Krishna Shastri Devulapalli | Could Satire Ever Be Pro-Establishment?
Pro-establishment art does the opposite of what art ought to do. It comforts the bully and disturbs the oppressed.
Of late — not that there has ever been a lull in the last eleven years, if my social media feed is anything to go by — there has been a noticeable uptick in the jokes and memes on a certain leader from the opposition. The pro-establishment ‘funnyman’, and there are many on social media — all followers of the powers that be, either overtly or covertly — creating ‘hilarious’ memes, cartoons, and reels is a curiosity and makes for an interesting character study.
In essence, this guy gets his ‘laughs’ from mocking the underdog, the downtrodden, the little guy who has the temerity to raise his voice against The Order. (That this opposition leader isn’t exactly your textbook ‘little guy’ may be true, but that he’s definitely not the ‘Big Guy’ today and hasn’t ever been in the past is incontrovertible.)
This kind of satirist is successful. Sometimes his following outnumbers those of the conventional satirist. He is followed by powerful people — quite often, the most powerful people in the country, in fact. After all, they constitute The Order.
When you attempt comedy or satire, it’s all about two things:
Who the target of your mockery is.
How strongly rooted in truth the cartoon, article, or stand-up routine is.
For a satirist, the target is always the Establishment.
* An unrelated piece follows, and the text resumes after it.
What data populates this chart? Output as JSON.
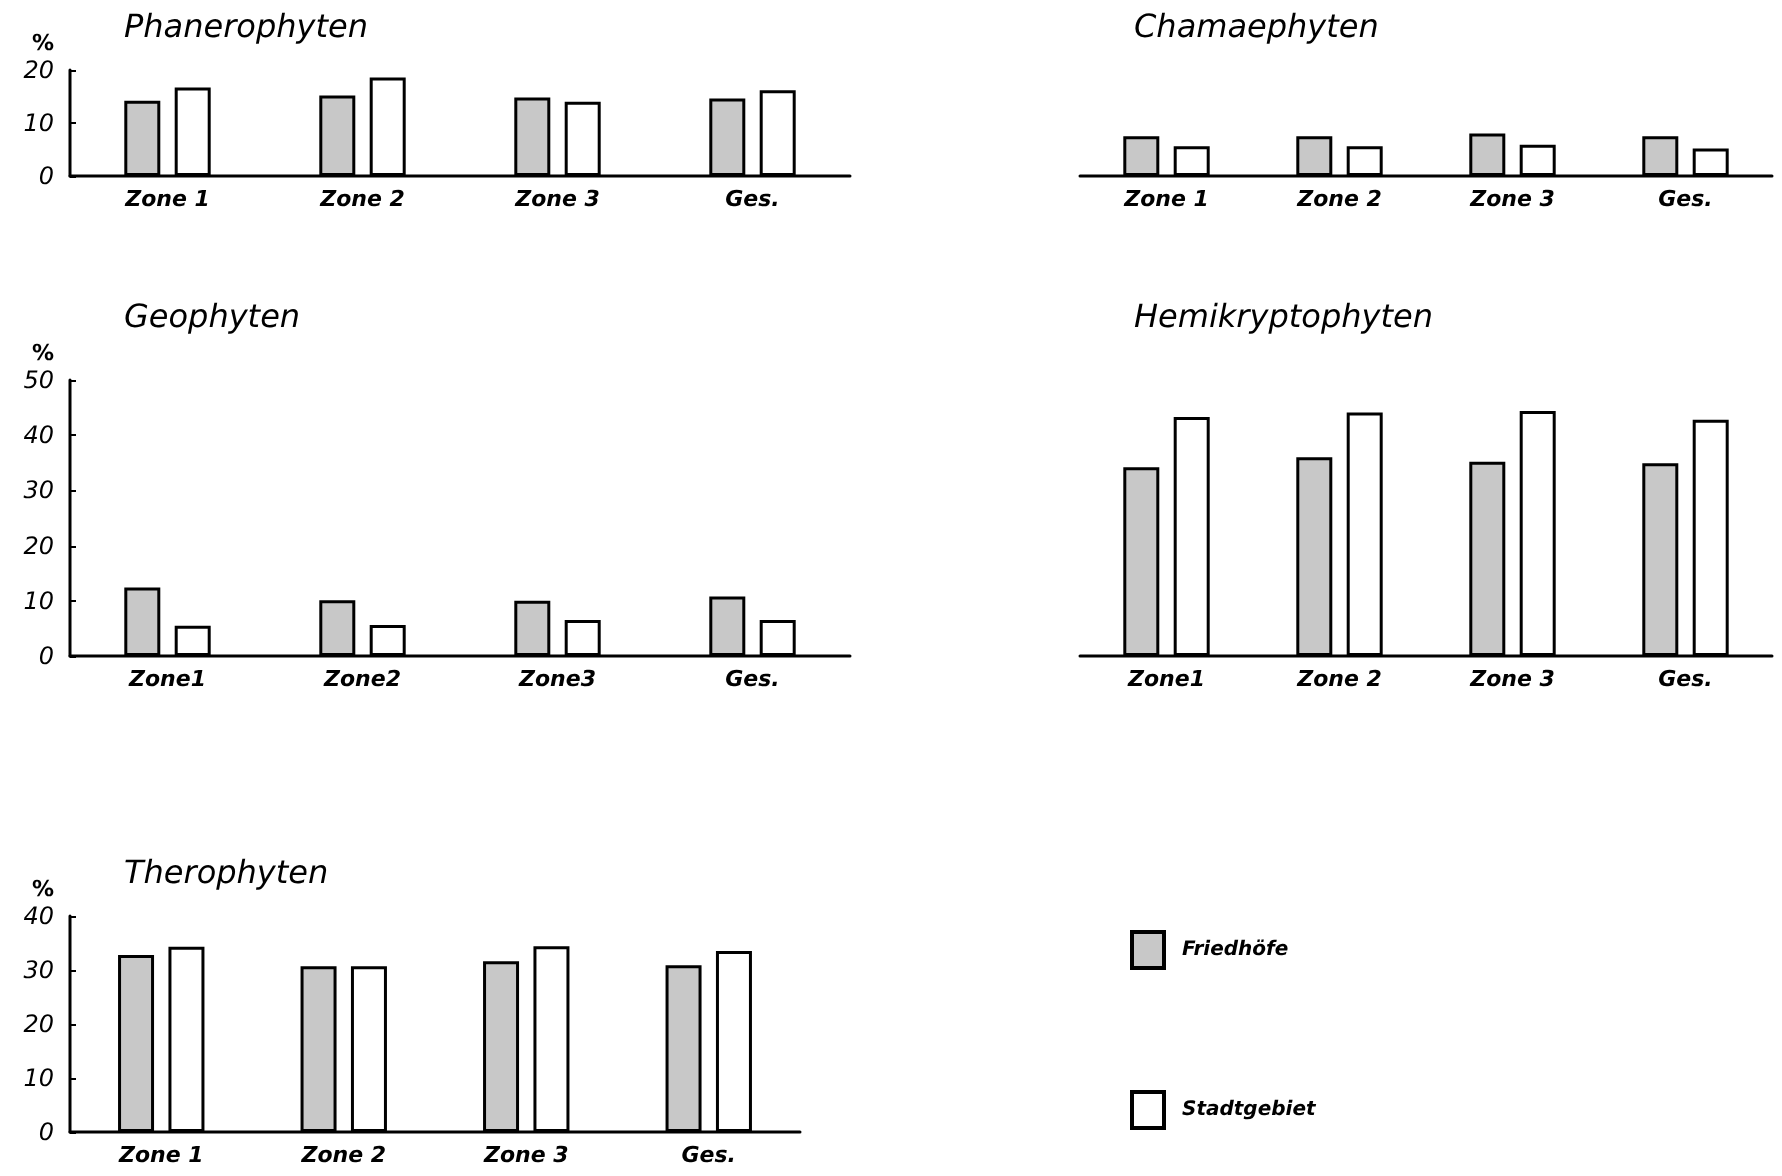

The satirist’s raison d’être is fighting the Establishment.
So, who then is the comedian fighting for the Establishment?
Why not refer to our glorious past — real or otherwise — that infallible ready reckoner for everything today. Can you imagine our homegrown satirists Tenali Rama, Birbal, or Gopal Bhand siding with the king? These characters existed for the sole purpose of making the megalomaniacal king see the error of his ways. How terribly unfunny our folklore would be if our jesters mocked the peasant — or even the breakaway rebel leader hiding in the forest — and propped up the king.
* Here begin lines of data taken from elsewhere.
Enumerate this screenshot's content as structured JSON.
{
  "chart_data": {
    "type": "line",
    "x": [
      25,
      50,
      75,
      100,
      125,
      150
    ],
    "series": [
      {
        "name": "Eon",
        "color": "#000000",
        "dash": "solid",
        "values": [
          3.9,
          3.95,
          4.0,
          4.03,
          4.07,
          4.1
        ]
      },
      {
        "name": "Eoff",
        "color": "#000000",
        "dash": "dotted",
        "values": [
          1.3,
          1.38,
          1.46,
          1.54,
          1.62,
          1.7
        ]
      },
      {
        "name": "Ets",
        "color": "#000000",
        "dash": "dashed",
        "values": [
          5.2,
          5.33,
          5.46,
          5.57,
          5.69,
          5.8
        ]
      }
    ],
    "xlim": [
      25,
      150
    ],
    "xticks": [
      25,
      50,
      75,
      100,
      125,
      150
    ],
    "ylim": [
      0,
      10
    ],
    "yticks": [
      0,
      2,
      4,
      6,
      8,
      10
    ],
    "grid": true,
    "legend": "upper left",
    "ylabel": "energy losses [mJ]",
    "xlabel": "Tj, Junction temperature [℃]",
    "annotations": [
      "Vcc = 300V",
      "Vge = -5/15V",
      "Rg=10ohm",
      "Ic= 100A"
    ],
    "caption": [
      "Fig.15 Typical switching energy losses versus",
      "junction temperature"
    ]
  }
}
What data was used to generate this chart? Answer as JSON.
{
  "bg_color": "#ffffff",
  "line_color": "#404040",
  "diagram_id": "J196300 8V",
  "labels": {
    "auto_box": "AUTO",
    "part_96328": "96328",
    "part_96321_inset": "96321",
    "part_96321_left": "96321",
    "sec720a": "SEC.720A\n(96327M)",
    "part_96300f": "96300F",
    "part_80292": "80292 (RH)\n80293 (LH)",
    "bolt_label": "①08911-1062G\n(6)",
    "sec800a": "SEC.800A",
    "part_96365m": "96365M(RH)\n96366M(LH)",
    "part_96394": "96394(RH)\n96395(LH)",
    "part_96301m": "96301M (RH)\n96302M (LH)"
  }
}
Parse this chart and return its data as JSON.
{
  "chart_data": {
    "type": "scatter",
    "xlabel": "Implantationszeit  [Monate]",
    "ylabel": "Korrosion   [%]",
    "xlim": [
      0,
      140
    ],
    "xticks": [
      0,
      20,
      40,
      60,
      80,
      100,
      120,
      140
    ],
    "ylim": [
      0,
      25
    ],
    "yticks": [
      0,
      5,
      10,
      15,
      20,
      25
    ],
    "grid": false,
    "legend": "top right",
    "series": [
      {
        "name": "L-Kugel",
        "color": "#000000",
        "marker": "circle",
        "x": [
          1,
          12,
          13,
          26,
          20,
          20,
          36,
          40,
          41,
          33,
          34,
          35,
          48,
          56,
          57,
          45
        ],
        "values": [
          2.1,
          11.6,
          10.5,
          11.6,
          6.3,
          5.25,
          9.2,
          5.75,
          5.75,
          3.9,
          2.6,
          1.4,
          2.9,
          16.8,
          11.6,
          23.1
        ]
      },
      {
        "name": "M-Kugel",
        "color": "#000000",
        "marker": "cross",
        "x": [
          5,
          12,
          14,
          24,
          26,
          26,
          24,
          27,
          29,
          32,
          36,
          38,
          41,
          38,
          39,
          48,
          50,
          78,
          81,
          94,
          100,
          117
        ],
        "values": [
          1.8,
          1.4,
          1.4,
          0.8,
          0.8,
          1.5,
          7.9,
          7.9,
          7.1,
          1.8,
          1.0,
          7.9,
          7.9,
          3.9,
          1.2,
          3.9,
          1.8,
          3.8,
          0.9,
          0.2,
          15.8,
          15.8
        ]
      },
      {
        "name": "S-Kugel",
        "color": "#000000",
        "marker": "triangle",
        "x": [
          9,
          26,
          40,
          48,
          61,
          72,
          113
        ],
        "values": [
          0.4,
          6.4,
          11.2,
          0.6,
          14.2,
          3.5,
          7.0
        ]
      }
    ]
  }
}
The comedian fighting for the Establishment, let’s see, is like the guy who lovingly fashions artificial claws and then proceeds to present them to a pack of hyenas hunting a lone deer.
Coming to Requirement Number 2 — Truth — the Establishment (whoever they may be) is, first and last, its primary subverter. Truth, you see, is ugly. It is a powerful solvent that can dilute the bum-glue so essential to clinging on to shaky thrones.
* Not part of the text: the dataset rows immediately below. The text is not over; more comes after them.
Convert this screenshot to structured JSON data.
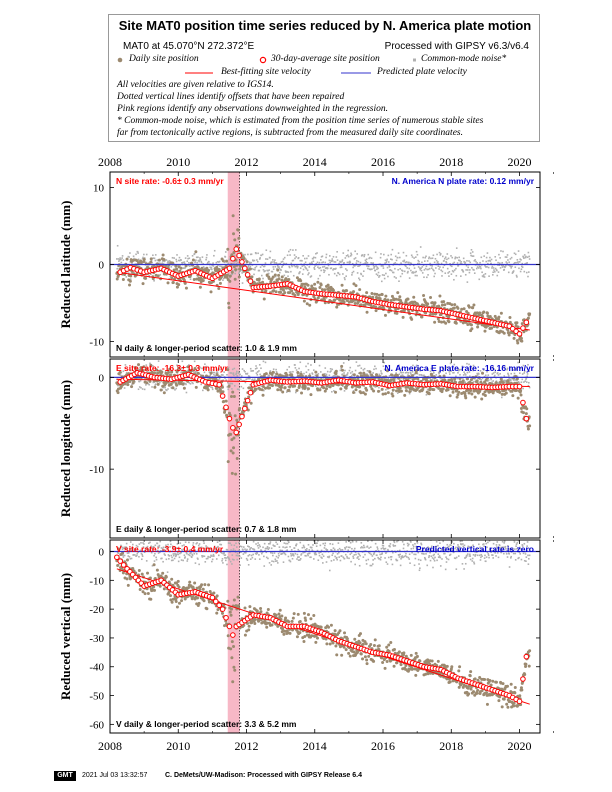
{
  "legend": {
    "title": "Site MAT0 position time series reduced by N. America plate motion",
    "coords": "MAT0 at 45.070°N 272.372°E",
    "processed": "Processed with GIPSY v6.3/v6.4",
    "items": {
      "daily": "Daily site position",
      "avg30": "30-day-average site position",
      "common": "Common-mode noise*",
      "bestfit": "Best-fitting site velocity",
      "predicted": "Predicted plate velocity"
    },
    "notes": [
      "All velocities are given relative to IGS14.",
      "Dotted vertical lines identify offsets that have been repaired",
      "Pink regions identify any observations downweighted in the regression.",
      "* Common-mode noise, which is estimated from the position time series of numerous stable sites",
      "far from tectonically active regions, is subtracted from the measured daily site coordinates."
    ],
    "colors": {
      "daily": "#9c8a70",
      "avg30": "#ff0000",
      "common": "#b0b0b0",
      "bestfit": "#ff0000",
      "predicted": "#3333cc",
      "pink": "#f7b8c6"
    }
  },
  "chart_data": [
    {
      "type": "scatter",
      "ylabel": "Reduced latitude (mm)",
      "xlim": [
        2008,
        2020.6
      ],
      "ylim": [
        -12,
        12
      ],
      "yticks": [
        -10,
        0,
        10
      ],
      "site_rate_label": "N site rate:  -0.6± 0.3 mm/yr",
      "plate_rate_label": "N. America N plate rate: 0.12 mm/yr",
      "scatter_label": "N daily & longer-period scatter:   1.0 &   1.9 mm",
      "downweighted_x": [
        2011.45,
        2011.8
      ],
      "offset_x": 2011.8,
      "predicted_line": [
        [
          2008,
          0
        ],
        [
          2020.6,
          0
        ]
      ],
      "bestfit_line": [
        [
          2008.2,
          -1.0
        ],
        [
          2020.3,
          -8.5
        ]
      ],
      "avg30": [
        [
          2008.3,
          -1.0
        ],
        [
          2008.6,
          -0.4
        ],
        [
          2009.0,
          -1.0
        ],
        [
          2009.5,
          -0.5
        ],
        [
          2010.0,
          -1.5
        ],
        [
          2010.5,
          -0.8
        ],
        [
          2011.0,
          -1.8
        ],
        [
          2011.5,
          -0.5
        ],
        [
          2011.7,
          2.0
        ],
        [
          2012.2,
          -3.0
        ],
        [
          2012.7,
          -2.8
        ],
        [
          2013.2,
          -2.5
        ],
        [
          2013.7,
          -3.5
        ],
        [
          2014.2,
          -3.8
        ],
        [
          2014.7,
          -4.0
        ],
        [
          2015.2,
          -4.2
        ],
        [
          2015.7,
          -4.8
        ],
        [
          2016.2,
          -5.2
        ],
        [
          2016.7,
          -5.5
        ],
        [
          2017.2,
          -5.8
        ],
        [
          2017.7,
          -6.0
        ],
        [
          2018.2,
          -6.5
        ],
        [
          2018.7,
          -7.0
        ],
        [
          2019.2,
          -7.5
        ],
        [
          2019.7,
          -8.0
        ],
        [
          2020.0,
          -9.0
        ],
        [
          2020.2,
          -7.5
        ]
      ]
    },
    {
      "type": "scatter",
      "ylabel": "Reduced longitude (mm)",
      "xlim": [
        2008,
        2020.6
      ],
      "ylim": [
        -17.5,
        2
      ],
      "yticks": [
        -10,
        0
      ],
      "site_rate_label": "E site rate:  -16.3± 0.3 mm/yr",
      "plate_rate_label": "N. America E plate rate: -16.16 mm/yr",
      "scatter_label": "E daily & longer-period scatter:   0.7 &   1.8 mm",
      "downweighted_x": [
        2011.45,
        2011.8
      ],
      "offset_x": 2011.8,
      "predicted_line": [
        [
          2008,
          0
        ],
        [
          2020.6,
          0
        ]
      ],
      "bestfit_line": [
        [
          2008.2,
          -0.2
        ],
        [
          2020.3,
          -1.0
        ]
      ],
      "avg30": [
        [
          2008.3,
          -0.5
        ],
        [
          2008.8,
          0.5
        ],
        [
          2009.3,
          0.0
        ],
        [
          2009.8,
          -0.2
        ],
        [
          2010.3,
          0.3
        ],
        [
          2010.8,
          -0.5
        ],
        [
          2011.2,
          -0.8
        ],
        [
          2011.5,
          -4.5
        ],
        [
          2011.6,
          -5.5
        ],
        [
          2011.7,
          -6.0
        ],
        [
          2012.2,
          -0.8
        ],
        [
          2012.7,
          -0.3
        ],
        [
          2013.2,
          -0.5
        ],
        [
          2013.7,
          -0.4
        ],
        [
          2014.2,
          -0.6
        ],
        [
          2014.7,
          -0.3
        ],
        [
          2015.2,
          -0.6
        ],
        [
          2015.7,
          -0.5
        ],
        [
          2016.2,
          -0.9
        ],
        [
          2016.7,
          -0.6
        ],
        [
          2017.2,
          -0.8
        ],
        [
          2017.7,
          -0.7
        ],
        [
          2018.2,
          -1.0
        ],
        [
          2018.7,
          -1.0
        ],
        [
          2019.2,
          -1.1
        ],
        [
          2019.7,
          -1.0
        ],
        [
          2020.0,
          -1.0
        ],
        [
          2020.2,
          -4.5
        ]
      ]
    },
    {
      "type": "scatter",
      "ylabel": "Reduced vertical (mm)",
      "xlim": [
        2008,
        2020.6
      ],
      "ylim": [
        -63,
        4
      ],
      "yticks": [
        -60,
        -50,
        -40,
        -30,
        -20,
        -10,
        0
      ],
      "site_rate_label": "V site rate:  -3.9± 0.4 mm/yr",
      "plate_rate_label": "Predicted vertical rate is zero",
      "scatter_label": "V daily & longer-period scatter:   3.3 &   5.2 mm",
      "downweighted_x": [
        2011.45,
        2011.8
      ],
      "offset_x": 2011.8,
      "predicted_line": [
        [
          2008,
          0
        ],
        [
          2020.6,
          0
        ]
      ],
      "bestfit_line": [
        [
          2008.2,
          -6.0
        ],
        [
          2020.3,
          -53.0
        ]
      ],
      "avg30": [
        [
          2008.2,
          -2.0
        ],
        [
          2008.5,
          -6.0
        ],
        [
          2009.0,
          -12.0
        ],
        [
          2009.5,
          -10.0
        ],
        [
          2010.0,
          -15.0
        ],
        [
          2010.5,
          -14.0
        ],
        [
          2011.0,
          -16.0
        ],
        [
          2011.3,
          -20.0
        ],
        [
          2011.6,
          -29.0
        ],
        [
          2011.7,
          -26.0
        ],
        [
          2012.2,
          -22.0
        ],
        [
          2012.7,
          -23.0
        ],
        [
          2013.2,
          -26.0
        ],
        [
          2013.7,
          -26.0
        ],
        [
          2014.2,
          -28.0
        ],
        [
          2014.7,
          -31.0
        ],
        [
          2015.2,
          -33.0
        ],
        [
          2015.7,
          -35.0
        ],
        [
          2016.2,
          -36.0
        ],
        [
          2016.7,
          -38.0
        ],
        [
          2017.2,
          -40.0
        ],
        [
          2017.7,
          -41.0
        ],
        [
          2018.2,
          -44.0
        ],
        [
          2018.7,
          -46.0
        ],
        [
          2019.2,
          -48.0
        ],
        [
          2019.7,
          -50.0
        ],
        [
          2020.0,
          -52.0
        ],
        [
          2020.2,
          -36.5
        ]
      ]
    }
  ],
  "x_axis": {
    "ticks": [
      2008,
      2010,
      2012,
      2014,
      2016,
      2018,
      2020
    ]
  },
  "footer": {
    "gmt": "GMT",
    "timestamp": "2021 Jul 03 13:32:57",
    "credit": "C. DeMets/UW-Madison: Processed with GIPSY Release 6.4"
  }
}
This doesn’t mean, conversely, that what isn’t the Establishment is faithfully wedded to the truth. It just means that the Establishment, especially the kind we see today all over the world, has much more — infinitely more — to lose than everyone else put together were Truth excavated.
For the satirist, Truth is all he has. That’s his raw material, his paint, his ink. And his skill lies in diddling it out of uncomfortable, hard-to-reach spaces — spaces controlled by power — and making a cartoon, limerick, poster, or film with it. So, to be a satirist, you can be on no side but the opposite.
Does that mean, then, that one can’t send up the opposition — the second-rung guys who are dying to become the Establishment? Of course not. It just means that you cannot be seen as shooting the gun from the Establishment’s shoulder.
How does the pro-establishment satirist get his laughs, then? Or his popularity?
Well, the pro-establishment ‘humourist’ gets his ‘laughs’ from the heckler or bully. The heckler doesn’t laugh from his belly, spontaneously, his mirth bursting out as a response to the truth in the joke. His laughter doesn’t come out of empathy. The heckler’s laugh, nay, sneer, comes from the opposite place. He is the same guy who’ll find a video of a firecracker tied to a stray pup’s tail funny.
Have you noticed how his thigh-slapping, demented, off-key cackle is always part of a chorus? It is never a brave, hearty, honest, individual laugh. That is because the heckler or bully has neither the self-esteem nor the individuality to function alone.
Heckler-bullies love groups. They operate in gangs. Heckler-bullies can’t take a joke on themselves. Their response to debate is violence. Their response to dissent is also violence. Above all, their response to mockery is violence. Remember what Duryodhana did when Draupadi laughed at him?
They love pecking orders. They are anti–anti-establishment. Therein lies the ‘popularity’ of the pro-establishment humourist.
Pro-establishment humour, therefore, is not humour. It is propaganda. A pro-establishment artist is not an artist. He is a painter of hoardings, a maker of cut-outs.
Pro-establishment art is a signed confession that the artist’s muse is dead and its corpse is rotting in his basement.
Pro-establishment art is an open admission of fear — fear of irrelevance, fear of being excluded.
Pro-establishment art does the opposite of what art ought to do. It comforts the bully and disturbs the oppressed.
Pro-establishment art is temporarily profitable, gives the artist a sense of belonging, and makes him feel safe — till the Establishment realizes, as it always does, that he, too, doesn’t make the cut for some reason, and comes in search of his compromised, obsequious, and, above all, unfunny cojones.